RutaTestUtils.assertAnnotationsEquals(cas, 3, 1, "100");


// T4 space retained in input and WS "retained" in resources,

// so 2 'exact' matches (not 100 match)

RutaTestUtils.assertAnnotationsEquals(cas, 4, 2, "1 0 0", "2 0 0");

Re: understanding Ruta's MARFAST's options

Posted by Peter Klügl <pe...@averbis.com>.
Hi,

a short summary (maybe for other to follow the problem):

The input text is something like "1 0 0 \n aaaaa \n 100 \n bbbbb \n ....".
The wordlist list1 is something like  "1 0 0 \n 2 0 0"
The rule is: MARKFAST(T2, list1, false, 0, false);
... skipWhiteSpaces (last argument) is deactivated and the rule is
applied using the default filtering setting. In the underlying analysis
engine, the parameter dictRemoveWS is set to false.
The result: no annotations of the type T2 are created.

Ok, here's what happens:

- dictRemoveWS is false, therefore the created trie in the tree word
list contains nodes for the whitespaces. The trie has two root nodes (1
and 2) each followed by a node with a space
- the filtering setting is the default one, therefore the spaces are
invisible and the dictionary lookup in the MARKFAST action sees only
strings like "100", but none with spaces like "1 0 0".
- skipWhiteSpaces is deactivated and therefore, if a node in the trie
lookup contains a space (as it happens to be), then it is not skipped
but we try to match it. This fails for the given input because there are
no spaces.
- as a result, no matches are found for this word list and the
configuration/filtering.


Best,

Peter


Am 23.08.2015 um 21:40 schrieb Renaud Richardet:
> Hello,
>
> I am facing some issues with Ruta's MARFAST, and started to digg into the
> JUnit tests in order to make sure I understood it right.
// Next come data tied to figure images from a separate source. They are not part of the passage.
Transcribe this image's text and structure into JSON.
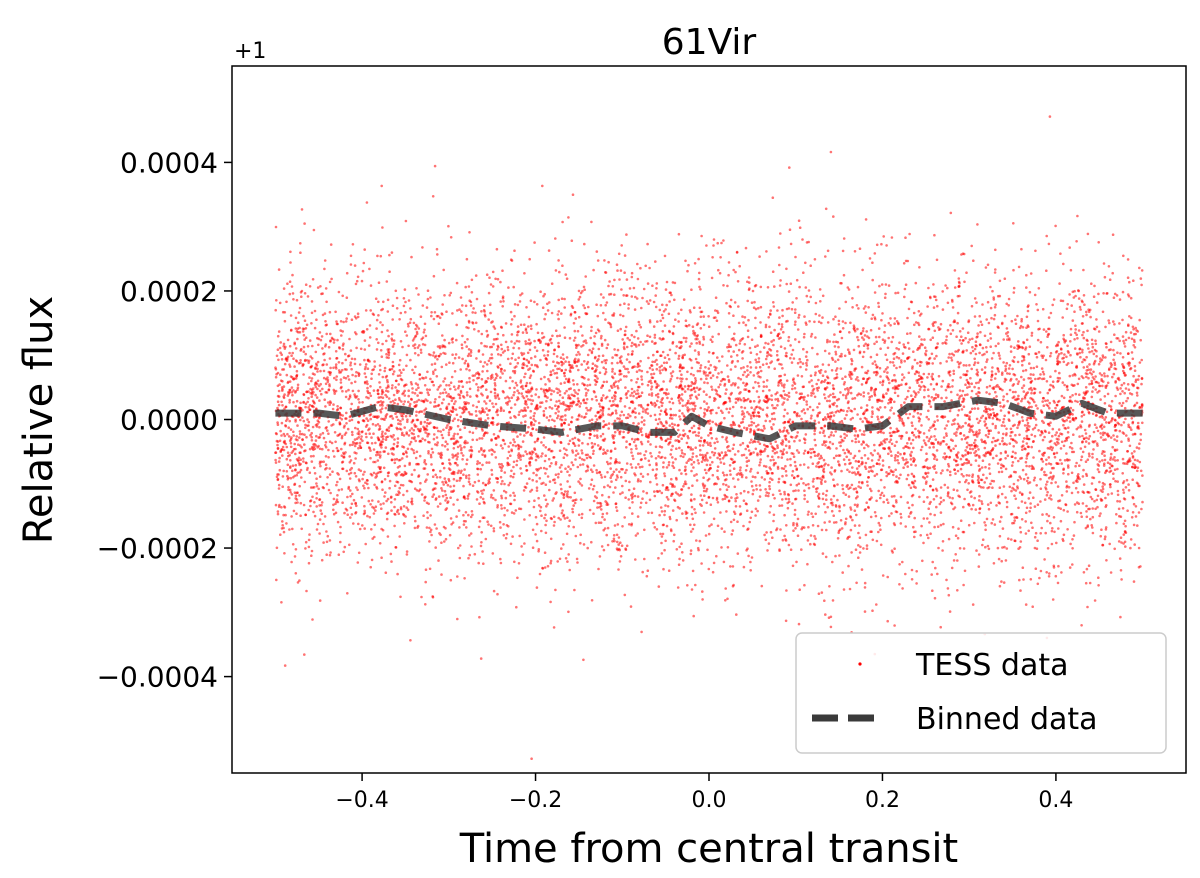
{
  "chart_data": {
    "type": "scatter",
    "title": "61Vir",
    "xlabel": "Time from central transit",
    "ylabel": "Relative flux",
    "offset_label": "+1",
    "xlim": [
      -0.55,
      0.55
    ],
    "ylim": [
      -0.00055,
      0.00055
    ],
    "x_ticks": [
      -0.4,
      -0.2,
      0.0,
      0.2,
      0.4
    ],
    "x_tick_labels": [
      "−0.4",
      "−0.2",
      "0.0",
      "0.2",
      "0.4"
    ],
    "y_ticks": [
      0.0004,
      0.0002,
      0.0,
      -0.0002,
      -0.0004
    ],
    "y_tick_labels": [
      "0.0004",
      "0.0002",
      "0.0000",
      "−0.0002",
      "−0.0004"
    ],
    "legend_position": "lower-right",
    "series": [
      {
        "name": "TESS data",
        "kind": "scatter",
        "color": "#ff0000",
        "point_count": 9000,
        "x_range": [
          -0.5,
          0.5
        ],
        "mean": 0.0,
        "std": 0.00011
      },
      {
        "name": "Binned data",
        "kind": "line",
        "style": "dashed",
        "color": "#3a3a3a",
        "x": [
          -0.5,
          -0.45,
          -0.42,
          -0.38,
          -0.35,
          -0.3,
          -0.25,
          -0.2,
          -0.17,
          -0.13,
          -0.1,
          -0.07,
          -0.04,
          -0.02,
          0.0,
          0.03,
          0.07,
          0.1,
          0.14,
          0.17,
          0.2,
          0.23,
          0.27,
          0.31,
          0.34,
          0.37,
          0.4,
          0.43,
          0.46,
          0.5
        ],
        "y": [
          1e-05,
          1e-05,
          5e-06,
          2e-05,
          1.5e-05,
          0.0,
          -1e-05,
          -1.5e-05,
          -2e-05,
          -1e-05,
          -1e-05,
          -2e-05,
          -2e-05,
          5e-06,
          -1e-05,
          -2e-05,
          -3e-05,
          -1e-05,
          -1e-05,
          -1.5e-05,
          -1e-05,
          2e-05,
          2e-05,
          3e-05,
          2.5e-05,
          1e-05,
          5e-06,
          2.5e-05,
          1e-05,
          1e-05
        ]
      }
    ]
  }
}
Below is some
> documentation I came up with. I will commit it, but for now I don't quite
> understand the second result (T2). Could anyone explain in details what is
> going on, Thanks.
>
> -- Renaud
>
>
> // MARKFAST(T1,...) ignores WS in resources (MarkFastTestList.txt) so
>
> // they 'collapse' to 100 and 200;
>
> // spaces are not retained in Ruta script, so all 3 numerical inputs in
>
> // MarkFastText.txt also collapse to 100, 100, 200 and thus match.
>
> RutaTestUtils.assertAnnotationsEquals(cas, 1, 3, "1 0 0", "100",
>
> "2 0 0");
>
>
> // MARKFAST(T2,...) does NOT ignore WS in resources, so no resource
>
> // matched (since SPACE are not retained, resources collapse to 100 and
>
> // 200, while input is 1 0 0 and 2 0 0). WHY?!?!?!
>
> RutaTestUtils.assertAnnotationsEquals(cas, 2, 0);
>
>
> // from now on, SPACE are retained
>
>
> // MARKFAST(T3,...) space retained in input, but we ignore WS in resources
>
> // Thus 1 0 0 and 100 are identical and get matched 1 time;
>
> // The resource 2 0 0 gets collapsed to 200 and does not match
>
> // the inputs ('1 0 0' or '2 0 0').
>
> RutaTestUtils.assertAnnotationsEquals(cas, 3, 1, "100");
>
>
> // T4 space retained in input and WS "retained" in resources,
>
> // so 2 'exact' matches (not 100 match)
>
> RutaTestUtils.assertAnnotationsEquals(cas, 4, 2, "1 0 0", "2 0 0");
>